3. Tissue engineering and biomaterials –The term “tissue engineering” refers to methods that promote the regrowth of cells lost to trauma or disease. Tissue engineers use many methods, including the manipulation of artificial and natural materials that provide structure and biochemical instructions to young cells as they grow into specific kinds of tissue. These materials/biomaterials are called scaffolds because they provide support and materials for tissue regrowth.

4. Medical device and artificial organ– An artificial organ is a man-made device that is implanted into, or integrated onto, a human to replace a natural organ, for the purpose of restoring a specific function or a group of related functions so the patient may return to as normal a life as possible.
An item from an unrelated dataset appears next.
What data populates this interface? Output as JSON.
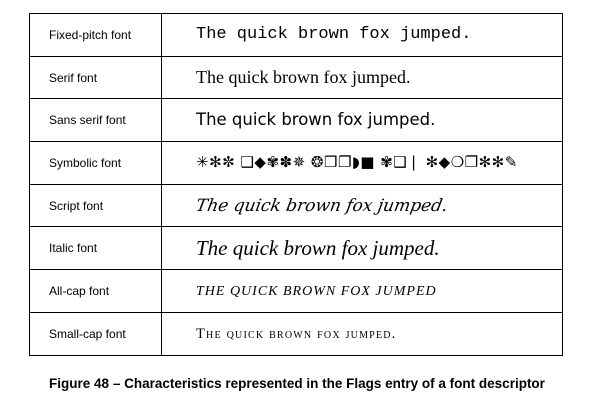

The replaced function doesn’t necessarily have to be related to life support, but often is. Implied by this definition is the fact that the device must not be continuously tethered to a stationary power supply, or other stationary resources, such as filters or chemical processing units. Periodic rapid recharging of batteries, refilling of chemicals, and/or cleaning/replacing of filters, would exclude a device from being called an artificial organ.

Artificial bladders represent a unique success in that these are autologous laboratory-grown living replacements (from a small sample of the patients’ own bladder tissue) known as bioartificial organ via tissue engineering technologies, as opposed to most other artificial organs which depend upon electro-mechanical contrivances, and may or may not incorporate any living tissue.

5. Clinical Translation — Clinical translation puts promising therapies into active trials.